Onstage, Watts likes to make fun of observational comedy. He'll slip into a low, drawling, American phonation and say things like: "Women be crazy … Now hither's a scenario. A woman be, like, sittin' down in the chair and shit? You know what I'grand saying? And she might, like, get up at some point, yous know? And walk out a door and some shit?" Long break. "Know what I'1000 sayin'? That'due south fucked up."

But Watts's own comedy is actually—in a unique way—hyperobservational. He notices things, the more trivial the better, and plays them for improbable laughs. Information technology's less a stand up-up deed than a public report on his decades-long ethnographic study of human behavior. "I like talking almost mechanisms," he told me. "Because information technology's kind of cool. It's not trying to be noticed, it's trying to exist transparent." He wrings a lot of humor, for instance, out of the way performers adjust their microphones. He'll pick 1 up and beginning untwirling the cord from the mike stand up, and so he'll keep doing information technology for twenty seconds, exaggerating the motion until it turns into its own little dance. Or he'll sit down at a piano and, before singing, autumn into an near Chaplinesque struggle with his mike stand'due south tension knobs. He recently got onstage after a string of more-traditional stand-up comedians and performed a silent gear up—moving his lips, mimicking the gestures and rhythms of stand-up, fifty-fifty pausing between silent jokes to wait for the crowd to laugh.

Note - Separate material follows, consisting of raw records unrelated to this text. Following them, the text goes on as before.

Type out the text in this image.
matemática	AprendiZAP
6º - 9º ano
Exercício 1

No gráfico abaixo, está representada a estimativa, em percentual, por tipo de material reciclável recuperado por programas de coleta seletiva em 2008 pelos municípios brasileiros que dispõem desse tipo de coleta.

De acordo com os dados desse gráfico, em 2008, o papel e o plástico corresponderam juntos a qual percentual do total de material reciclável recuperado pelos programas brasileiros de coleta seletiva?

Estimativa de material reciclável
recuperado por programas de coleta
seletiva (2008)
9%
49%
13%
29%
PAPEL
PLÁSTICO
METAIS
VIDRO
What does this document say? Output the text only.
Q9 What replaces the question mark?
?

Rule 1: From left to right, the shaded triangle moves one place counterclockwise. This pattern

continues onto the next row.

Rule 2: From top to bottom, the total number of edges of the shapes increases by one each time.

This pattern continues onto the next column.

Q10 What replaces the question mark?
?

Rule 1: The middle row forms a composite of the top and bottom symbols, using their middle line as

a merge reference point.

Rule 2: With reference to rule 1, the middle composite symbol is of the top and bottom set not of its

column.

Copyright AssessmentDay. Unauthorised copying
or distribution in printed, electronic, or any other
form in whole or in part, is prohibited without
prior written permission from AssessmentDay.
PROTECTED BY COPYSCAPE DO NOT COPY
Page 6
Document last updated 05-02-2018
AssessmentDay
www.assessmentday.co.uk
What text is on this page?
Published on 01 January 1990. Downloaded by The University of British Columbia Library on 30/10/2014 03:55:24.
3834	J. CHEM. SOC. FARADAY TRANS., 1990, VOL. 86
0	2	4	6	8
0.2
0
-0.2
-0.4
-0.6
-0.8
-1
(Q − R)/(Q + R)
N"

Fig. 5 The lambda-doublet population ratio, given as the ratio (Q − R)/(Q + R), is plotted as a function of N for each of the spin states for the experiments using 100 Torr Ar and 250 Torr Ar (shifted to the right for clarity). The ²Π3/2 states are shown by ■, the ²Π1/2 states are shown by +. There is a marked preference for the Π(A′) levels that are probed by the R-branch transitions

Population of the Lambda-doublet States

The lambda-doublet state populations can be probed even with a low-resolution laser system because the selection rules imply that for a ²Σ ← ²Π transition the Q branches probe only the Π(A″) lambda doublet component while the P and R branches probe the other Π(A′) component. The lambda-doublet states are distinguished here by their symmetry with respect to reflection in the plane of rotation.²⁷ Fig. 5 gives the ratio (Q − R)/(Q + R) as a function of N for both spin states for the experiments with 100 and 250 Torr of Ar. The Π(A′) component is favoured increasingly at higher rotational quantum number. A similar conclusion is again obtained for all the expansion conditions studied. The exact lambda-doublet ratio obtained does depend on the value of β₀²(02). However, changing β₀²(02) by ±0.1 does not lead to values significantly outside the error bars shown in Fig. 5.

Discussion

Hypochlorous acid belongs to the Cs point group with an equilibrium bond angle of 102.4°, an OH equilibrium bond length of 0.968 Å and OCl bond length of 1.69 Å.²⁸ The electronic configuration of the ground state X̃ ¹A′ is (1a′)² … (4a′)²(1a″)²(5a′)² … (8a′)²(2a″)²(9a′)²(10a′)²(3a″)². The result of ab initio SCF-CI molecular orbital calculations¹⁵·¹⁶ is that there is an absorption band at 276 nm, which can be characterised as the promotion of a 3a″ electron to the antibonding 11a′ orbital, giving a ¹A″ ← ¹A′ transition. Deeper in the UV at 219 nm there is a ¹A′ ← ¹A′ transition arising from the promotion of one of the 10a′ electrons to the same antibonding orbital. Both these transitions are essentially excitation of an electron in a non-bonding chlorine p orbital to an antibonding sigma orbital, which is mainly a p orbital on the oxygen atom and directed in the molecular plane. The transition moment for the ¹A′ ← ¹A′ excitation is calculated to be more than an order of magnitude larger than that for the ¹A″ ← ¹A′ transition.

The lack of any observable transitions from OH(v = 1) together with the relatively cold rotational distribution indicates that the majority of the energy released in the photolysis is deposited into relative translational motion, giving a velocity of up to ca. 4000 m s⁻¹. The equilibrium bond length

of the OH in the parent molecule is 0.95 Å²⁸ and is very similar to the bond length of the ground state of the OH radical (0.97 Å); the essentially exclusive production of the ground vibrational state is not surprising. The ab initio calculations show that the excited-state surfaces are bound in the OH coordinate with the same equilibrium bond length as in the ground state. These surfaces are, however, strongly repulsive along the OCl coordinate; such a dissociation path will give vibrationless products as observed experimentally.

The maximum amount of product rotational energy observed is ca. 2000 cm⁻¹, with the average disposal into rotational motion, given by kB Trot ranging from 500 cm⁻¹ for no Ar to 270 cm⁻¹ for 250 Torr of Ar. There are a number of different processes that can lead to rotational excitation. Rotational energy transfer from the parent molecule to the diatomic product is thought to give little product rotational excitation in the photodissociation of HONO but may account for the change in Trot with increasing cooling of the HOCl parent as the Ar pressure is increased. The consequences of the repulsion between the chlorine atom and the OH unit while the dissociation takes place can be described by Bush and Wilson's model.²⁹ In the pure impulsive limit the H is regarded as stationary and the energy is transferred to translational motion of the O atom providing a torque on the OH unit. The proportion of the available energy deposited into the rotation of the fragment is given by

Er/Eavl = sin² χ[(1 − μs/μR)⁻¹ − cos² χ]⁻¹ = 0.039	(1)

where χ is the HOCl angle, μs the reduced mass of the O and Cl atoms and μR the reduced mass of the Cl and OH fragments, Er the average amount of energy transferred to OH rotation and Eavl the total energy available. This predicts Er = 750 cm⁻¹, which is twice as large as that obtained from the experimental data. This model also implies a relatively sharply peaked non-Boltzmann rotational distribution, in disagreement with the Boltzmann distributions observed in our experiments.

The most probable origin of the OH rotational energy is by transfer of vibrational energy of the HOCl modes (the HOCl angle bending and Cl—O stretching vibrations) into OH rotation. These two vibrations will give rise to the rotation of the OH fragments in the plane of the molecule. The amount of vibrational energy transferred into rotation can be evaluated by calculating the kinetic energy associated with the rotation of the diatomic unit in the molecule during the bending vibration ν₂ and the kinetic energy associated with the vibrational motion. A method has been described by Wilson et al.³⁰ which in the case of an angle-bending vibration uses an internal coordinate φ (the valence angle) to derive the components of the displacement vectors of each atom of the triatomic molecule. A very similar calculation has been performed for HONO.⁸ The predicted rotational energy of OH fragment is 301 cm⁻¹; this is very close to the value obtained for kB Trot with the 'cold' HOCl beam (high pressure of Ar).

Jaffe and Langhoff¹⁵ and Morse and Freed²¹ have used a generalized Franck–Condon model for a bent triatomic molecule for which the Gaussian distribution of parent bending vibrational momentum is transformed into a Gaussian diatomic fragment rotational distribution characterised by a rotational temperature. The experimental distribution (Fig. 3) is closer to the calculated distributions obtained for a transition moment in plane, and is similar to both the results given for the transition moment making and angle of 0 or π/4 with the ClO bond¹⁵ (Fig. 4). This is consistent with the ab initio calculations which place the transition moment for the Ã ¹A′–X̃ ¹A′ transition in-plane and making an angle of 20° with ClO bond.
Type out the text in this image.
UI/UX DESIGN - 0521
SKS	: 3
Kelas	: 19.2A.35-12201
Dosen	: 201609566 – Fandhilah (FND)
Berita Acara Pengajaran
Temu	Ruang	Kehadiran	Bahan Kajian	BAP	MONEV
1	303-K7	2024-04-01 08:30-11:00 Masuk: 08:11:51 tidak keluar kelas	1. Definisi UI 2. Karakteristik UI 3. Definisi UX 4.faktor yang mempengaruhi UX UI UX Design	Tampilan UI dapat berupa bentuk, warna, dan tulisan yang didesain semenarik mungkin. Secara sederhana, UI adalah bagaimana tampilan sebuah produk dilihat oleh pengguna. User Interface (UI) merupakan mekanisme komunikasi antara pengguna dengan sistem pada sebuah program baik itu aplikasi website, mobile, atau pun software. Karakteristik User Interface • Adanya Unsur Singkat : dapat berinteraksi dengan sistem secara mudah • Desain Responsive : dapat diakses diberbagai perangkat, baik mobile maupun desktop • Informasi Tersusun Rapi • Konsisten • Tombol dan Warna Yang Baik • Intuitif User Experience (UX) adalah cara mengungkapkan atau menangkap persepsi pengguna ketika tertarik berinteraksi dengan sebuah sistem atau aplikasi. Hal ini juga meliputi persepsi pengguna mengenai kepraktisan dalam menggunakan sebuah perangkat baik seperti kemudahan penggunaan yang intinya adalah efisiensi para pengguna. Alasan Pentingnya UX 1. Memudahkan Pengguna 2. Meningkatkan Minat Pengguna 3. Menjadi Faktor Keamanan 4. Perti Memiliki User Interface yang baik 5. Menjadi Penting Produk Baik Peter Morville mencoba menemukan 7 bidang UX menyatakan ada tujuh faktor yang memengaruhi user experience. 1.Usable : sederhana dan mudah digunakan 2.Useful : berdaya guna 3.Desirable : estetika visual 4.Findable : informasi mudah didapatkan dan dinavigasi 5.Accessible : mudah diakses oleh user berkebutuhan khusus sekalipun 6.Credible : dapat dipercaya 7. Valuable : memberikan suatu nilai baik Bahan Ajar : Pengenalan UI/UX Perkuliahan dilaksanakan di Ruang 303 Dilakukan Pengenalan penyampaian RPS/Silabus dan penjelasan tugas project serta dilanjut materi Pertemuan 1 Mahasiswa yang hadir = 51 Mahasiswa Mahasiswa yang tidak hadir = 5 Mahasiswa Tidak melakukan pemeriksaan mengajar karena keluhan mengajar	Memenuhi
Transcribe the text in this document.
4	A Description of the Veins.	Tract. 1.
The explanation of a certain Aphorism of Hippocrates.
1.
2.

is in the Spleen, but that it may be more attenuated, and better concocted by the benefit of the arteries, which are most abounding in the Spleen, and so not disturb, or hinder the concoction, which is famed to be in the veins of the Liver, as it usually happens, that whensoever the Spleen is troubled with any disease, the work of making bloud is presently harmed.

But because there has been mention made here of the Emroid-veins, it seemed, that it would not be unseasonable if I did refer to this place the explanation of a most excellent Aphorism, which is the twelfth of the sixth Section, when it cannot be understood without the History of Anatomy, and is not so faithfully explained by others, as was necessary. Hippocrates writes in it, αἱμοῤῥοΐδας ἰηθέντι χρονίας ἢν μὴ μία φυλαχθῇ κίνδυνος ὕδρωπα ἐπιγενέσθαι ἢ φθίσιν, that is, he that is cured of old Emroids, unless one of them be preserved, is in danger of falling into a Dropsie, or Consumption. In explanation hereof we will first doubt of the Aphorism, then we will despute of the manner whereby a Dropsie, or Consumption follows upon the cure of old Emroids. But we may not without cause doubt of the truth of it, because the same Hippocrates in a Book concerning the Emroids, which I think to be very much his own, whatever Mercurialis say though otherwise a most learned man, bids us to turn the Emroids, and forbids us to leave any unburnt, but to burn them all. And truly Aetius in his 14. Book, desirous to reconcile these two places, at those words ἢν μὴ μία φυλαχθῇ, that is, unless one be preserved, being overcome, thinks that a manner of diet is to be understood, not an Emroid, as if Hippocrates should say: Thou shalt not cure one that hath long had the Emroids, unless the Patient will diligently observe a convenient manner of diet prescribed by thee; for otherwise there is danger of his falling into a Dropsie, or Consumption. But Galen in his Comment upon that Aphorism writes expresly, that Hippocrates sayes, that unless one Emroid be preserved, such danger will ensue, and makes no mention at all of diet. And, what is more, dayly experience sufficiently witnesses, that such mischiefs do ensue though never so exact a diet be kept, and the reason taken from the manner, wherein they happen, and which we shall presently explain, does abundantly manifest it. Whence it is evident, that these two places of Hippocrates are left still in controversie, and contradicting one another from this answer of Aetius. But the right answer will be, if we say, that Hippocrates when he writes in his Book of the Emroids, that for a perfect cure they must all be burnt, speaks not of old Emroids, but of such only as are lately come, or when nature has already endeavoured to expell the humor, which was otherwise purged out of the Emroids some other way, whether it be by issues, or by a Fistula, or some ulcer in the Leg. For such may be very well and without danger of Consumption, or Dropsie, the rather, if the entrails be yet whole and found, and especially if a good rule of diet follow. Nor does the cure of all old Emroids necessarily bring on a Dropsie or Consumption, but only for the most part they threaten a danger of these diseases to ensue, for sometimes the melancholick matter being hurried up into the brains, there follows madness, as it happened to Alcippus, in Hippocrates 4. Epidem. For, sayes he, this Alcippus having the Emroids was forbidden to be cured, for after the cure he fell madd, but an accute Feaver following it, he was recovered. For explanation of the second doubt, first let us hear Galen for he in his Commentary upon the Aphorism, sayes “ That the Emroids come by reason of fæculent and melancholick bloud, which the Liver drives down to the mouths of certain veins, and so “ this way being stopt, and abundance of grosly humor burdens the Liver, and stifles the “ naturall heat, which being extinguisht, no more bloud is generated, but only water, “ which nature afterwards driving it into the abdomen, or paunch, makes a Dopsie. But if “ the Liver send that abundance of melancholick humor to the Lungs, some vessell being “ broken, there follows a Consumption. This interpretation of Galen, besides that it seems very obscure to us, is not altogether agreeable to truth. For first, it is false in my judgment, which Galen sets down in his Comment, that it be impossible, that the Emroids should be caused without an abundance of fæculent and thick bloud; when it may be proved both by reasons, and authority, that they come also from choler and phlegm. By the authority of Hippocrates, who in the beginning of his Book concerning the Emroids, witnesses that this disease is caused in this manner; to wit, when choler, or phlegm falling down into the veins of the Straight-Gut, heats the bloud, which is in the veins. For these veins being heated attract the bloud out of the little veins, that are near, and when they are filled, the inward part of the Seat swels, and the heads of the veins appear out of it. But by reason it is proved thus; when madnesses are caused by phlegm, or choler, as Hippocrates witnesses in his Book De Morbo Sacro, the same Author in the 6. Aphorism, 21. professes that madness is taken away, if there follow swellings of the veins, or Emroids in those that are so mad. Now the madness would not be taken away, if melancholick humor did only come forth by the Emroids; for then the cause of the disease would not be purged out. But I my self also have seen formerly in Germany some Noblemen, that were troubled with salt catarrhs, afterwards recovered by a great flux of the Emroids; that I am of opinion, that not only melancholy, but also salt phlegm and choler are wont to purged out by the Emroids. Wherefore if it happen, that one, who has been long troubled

Compared to his topical contemporaries', Watts'south one-act can seem purely absurd, derived from the globe but non of the world. It'due south similar Richard Pryor with the human content surgically extracted. Only Watts's nonsense actually makes a foreign kind of social sense; his incongruity is congruent with the development of American culture over the past ten years. Information technology'south comedy for the Internet era: this infinite fracture that forces us to be fluent in a one thousand thousand discourses, and to speak them one on top of another. Watts parodies that, dropping u.s. in and out of discussions already in progress, never relating or resolving them—showing us all what we've done to logic, and how silly it is. He treats knowledge wiki style, feeding the audition false information, as when he recently told a oversupply in Seattle that the Space Needle was built in 1993. He assumes a ridiculous intimacy with audiences, talking to them as if they've grown upwardly with him: "Practice you guys retrieve when we went on that field trip … Remember when Brian got in trouble?"

Watts described his method to me every bit "civilisation sampling." He picks templates, he says—a scientific lecture, a corporate report, hipster gossip—and so fills them out, off the superlative of his head, like Mad Libs. When I asked if he'd ever considered writing material in accelerate, he basically recoiled. "No. That would suck." He talks about the process of improv in quasi-mystical terms, as a kind of spiritual jazz—a manner to accolade the globe through mindfulness. All his ideas come, he says, from being alert to his environs and opening his mind to something he refers to equally "the Source."

"Improvising music has helped me a lot," he said. "Music is very similar to one-act: It's all near texture, timing, context, vocabulary, performance. When someone's onstage doing a solo, substantially it's the aforementioned thing as what a comedian does. They're in the moment. They're listening. The surroundings is giving you stuff constantly: a adult female yelling something, an animal making a weird audio in the wood, a window being rolled up, static on a radio. Someone turns to yous and says something in the aforementioned key as the radio. If yous pay attending to the earth, information technology's an amazing place. If yous don't, it's whatever you think it is." Equally the world will presumably detect, now that information technology's beginning to pay attention to Reggie Watts.